Wann und in welcher Form hat sich die Bundesregierung in den Jahren 1998 bis 2005 bei der DB AG über den Fortschritt in der Frage der korrekten juristischen Zuordnung von Immobilien erkundigt, und welche Antworten hat die Bundesregierung von der DB AG erhalten?
Wann und in welcher Form wurde das Parlament darüber unterrichtet, dass die DB AG das Ziel der korrekten juristischen Zuordnung in den Jahren 1998 bis 2005 nicht weiter verfolgt hat?
In welchem Umfang wurden Grundstücke (Größe in m2 und Buchwert), die im juristischen Eigentum der EIUs waren bzw. eigentlich im juristischen Eigentum der EIU der DB AG hätten sein müssen, in den Jahren 1994 bis 2005 verkauft?
Bei welcher Tochtergesellschaft wurden diese Grundstücke bilanziert bzw. hätten diese Grundstücke bilanziert werden müssen (wenn das juristische Eigentum korrekt zugeordnet gewesen wäre)?
Welche Erlöse wurden durch den Verkauf dieser Grundstücke erzielt, und wo wurde der Erlös verbucht (Transparente Darstellung)?
Welche Auswirkungen hätte die rückwirkende Verbuchung der Erlöse bei den EIU der DB AG, die juristische Eigentümer der veräußerten Immobilien waren oder hätten sein müssen, auf die Bilanzen der EIU der DB AG?
Welche Auswirkungen hätte die rückwirkende Verbuchung der Erlöse bei den EIU der DB AG, die juristische Eigentümer der veräußerten Immobilien waren oder hätten sein müssen, auf die Höhe der zuwendungsfähigen Kosten und damit die Zuwendungen des Bundes?
Wurden Grundstücke, die im juristischen Eigentum der EIU der DB AG waren, an die DB AG (Holding) übertragen oder verkauft?
In welchem Umfang (Größe in m2 und Buchwert) sind nicht betriebsnotwendigen Grundstücke bei den EIU bilanziert bzw. in juristischem Eigentum der EIU? Welchen Buchwert haben diese Grundstücke?

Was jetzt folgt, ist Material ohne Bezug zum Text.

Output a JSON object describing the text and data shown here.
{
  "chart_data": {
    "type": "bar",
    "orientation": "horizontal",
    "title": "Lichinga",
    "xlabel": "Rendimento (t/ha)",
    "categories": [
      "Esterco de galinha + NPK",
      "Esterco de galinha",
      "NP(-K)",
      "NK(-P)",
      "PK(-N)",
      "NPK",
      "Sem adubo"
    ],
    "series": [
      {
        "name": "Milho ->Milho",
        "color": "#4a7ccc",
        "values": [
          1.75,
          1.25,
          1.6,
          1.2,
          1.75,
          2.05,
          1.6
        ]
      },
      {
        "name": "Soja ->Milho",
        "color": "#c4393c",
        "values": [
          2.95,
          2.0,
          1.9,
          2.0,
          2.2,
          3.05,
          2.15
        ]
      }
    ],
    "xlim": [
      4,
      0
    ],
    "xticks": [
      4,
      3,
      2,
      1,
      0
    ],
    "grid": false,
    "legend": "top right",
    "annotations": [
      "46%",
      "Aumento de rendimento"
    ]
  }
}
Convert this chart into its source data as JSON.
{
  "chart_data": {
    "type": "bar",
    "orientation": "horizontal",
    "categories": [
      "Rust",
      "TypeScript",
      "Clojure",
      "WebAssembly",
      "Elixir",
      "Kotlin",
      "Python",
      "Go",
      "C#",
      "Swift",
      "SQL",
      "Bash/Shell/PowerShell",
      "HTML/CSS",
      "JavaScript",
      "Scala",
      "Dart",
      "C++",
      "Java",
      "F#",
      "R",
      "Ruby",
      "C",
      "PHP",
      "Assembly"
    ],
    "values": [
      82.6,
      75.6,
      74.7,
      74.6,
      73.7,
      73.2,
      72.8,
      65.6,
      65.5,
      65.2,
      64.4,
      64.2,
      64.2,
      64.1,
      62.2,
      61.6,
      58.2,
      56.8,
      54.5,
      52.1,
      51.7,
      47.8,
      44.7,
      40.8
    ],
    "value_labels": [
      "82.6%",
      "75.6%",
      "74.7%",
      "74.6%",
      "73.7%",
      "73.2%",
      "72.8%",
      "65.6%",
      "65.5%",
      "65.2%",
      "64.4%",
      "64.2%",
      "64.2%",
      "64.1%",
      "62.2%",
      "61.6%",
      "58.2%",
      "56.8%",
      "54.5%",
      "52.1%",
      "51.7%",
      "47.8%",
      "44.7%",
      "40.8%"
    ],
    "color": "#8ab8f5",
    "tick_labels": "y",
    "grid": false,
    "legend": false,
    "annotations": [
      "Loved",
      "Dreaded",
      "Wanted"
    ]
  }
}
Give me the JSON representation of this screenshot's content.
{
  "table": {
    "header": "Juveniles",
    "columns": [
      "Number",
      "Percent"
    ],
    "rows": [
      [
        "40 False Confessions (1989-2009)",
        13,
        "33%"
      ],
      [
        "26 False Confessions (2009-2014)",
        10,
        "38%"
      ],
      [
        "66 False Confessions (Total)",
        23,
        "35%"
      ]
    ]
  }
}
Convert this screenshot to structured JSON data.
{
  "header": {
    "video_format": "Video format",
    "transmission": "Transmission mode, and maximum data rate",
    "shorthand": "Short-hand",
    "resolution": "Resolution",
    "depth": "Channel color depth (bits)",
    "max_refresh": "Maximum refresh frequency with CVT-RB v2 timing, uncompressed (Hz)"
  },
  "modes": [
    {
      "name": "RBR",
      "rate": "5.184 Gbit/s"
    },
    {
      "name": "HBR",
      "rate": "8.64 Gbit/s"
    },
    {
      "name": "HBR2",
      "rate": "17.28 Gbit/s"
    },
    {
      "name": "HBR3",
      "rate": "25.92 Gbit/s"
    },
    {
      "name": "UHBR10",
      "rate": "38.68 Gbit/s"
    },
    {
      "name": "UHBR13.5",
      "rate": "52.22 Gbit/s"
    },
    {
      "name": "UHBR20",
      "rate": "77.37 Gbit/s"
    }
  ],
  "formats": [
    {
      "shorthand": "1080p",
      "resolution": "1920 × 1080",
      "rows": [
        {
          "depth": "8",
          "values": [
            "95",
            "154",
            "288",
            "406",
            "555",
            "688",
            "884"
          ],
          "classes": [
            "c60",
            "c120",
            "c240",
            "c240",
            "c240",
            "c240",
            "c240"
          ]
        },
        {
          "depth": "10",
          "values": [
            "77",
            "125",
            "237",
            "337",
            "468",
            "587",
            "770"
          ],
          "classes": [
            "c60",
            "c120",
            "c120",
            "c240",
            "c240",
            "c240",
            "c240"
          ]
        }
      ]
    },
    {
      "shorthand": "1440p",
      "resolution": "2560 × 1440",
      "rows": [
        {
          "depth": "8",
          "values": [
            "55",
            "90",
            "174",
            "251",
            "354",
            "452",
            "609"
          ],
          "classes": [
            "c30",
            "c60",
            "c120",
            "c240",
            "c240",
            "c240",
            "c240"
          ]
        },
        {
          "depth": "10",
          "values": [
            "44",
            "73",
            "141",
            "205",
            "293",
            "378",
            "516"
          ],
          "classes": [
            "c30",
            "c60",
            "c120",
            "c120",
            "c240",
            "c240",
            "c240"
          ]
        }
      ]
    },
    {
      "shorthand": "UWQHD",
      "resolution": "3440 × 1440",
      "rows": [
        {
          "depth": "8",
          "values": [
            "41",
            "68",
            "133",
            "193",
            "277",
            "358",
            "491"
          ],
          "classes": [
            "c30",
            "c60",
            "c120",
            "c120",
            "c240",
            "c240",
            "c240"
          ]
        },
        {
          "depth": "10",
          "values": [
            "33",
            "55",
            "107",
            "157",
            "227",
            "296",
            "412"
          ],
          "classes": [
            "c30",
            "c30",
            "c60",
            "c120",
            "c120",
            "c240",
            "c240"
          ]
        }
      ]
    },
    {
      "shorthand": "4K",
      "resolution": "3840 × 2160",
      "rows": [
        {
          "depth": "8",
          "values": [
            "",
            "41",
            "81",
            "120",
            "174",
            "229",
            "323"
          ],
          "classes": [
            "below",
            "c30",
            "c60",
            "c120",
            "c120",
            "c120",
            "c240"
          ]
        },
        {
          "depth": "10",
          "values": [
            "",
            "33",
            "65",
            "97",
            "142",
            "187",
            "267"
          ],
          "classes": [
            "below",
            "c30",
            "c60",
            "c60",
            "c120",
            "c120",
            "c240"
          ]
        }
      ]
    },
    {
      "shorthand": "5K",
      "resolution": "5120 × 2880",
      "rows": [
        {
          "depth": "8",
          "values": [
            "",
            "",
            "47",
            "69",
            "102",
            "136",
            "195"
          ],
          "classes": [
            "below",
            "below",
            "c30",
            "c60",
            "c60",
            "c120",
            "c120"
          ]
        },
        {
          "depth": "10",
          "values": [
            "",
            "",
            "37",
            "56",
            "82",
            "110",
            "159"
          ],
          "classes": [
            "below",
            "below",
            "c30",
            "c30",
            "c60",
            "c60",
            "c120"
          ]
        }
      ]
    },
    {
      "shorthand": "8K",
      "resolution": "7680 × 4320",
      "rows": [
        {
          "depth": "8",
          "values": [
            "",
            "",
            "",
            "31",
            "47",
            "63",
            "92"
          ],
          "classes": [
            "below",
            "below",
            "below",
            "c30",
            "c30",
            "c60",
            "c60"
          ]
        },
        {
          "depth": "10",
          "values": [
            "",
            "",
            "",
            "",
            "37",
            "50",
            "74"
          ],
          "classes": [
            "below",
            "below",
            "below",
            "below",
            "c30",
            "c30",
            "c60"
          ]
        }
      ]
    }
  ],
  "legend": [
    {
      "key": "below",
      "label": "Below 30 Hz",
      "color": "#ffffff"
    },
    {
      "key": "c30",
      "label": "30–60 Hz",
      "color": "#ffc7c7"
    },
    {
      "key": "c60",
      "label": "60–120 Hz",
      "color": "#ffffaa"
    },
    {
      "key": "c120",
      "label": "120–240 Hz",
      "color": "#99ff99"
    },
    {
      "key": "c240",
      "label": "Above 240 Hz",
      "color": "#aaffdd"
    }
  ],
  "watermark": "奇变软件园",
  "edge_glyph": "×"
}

Welche Erlöse werden für die Grundstücke im Falle eines Verkaufs erwartet?
Hat die Bundesregierung Erkenntnisse, in welcher Höhe stille Reserven (durch zu niedrig angesetzte Buchwerte für Immobilien) im Anlagevermögen der EIU der DB AG vorhanden sind (Transparente Darstellung)?
Wenn nein, wieso hat die Bundesregierung keine näheren Erkenntnisse darüber?
Hat die Bundesregierung Erkenntnisse, in welcher Höhe stille Reserven (durch zu niedrig angesetzte Buchwerte für Immobilien) im Anlagevermögen der DB AG (Holding) verblieben sind, die juristisch korrekt den Führungsgesellschaften zugeordneten hätten werden müssen (Transparente Darstellung)?
Wenn nein, wieso hat die Bundesregierung keine näheren Erkenntnisse darüber?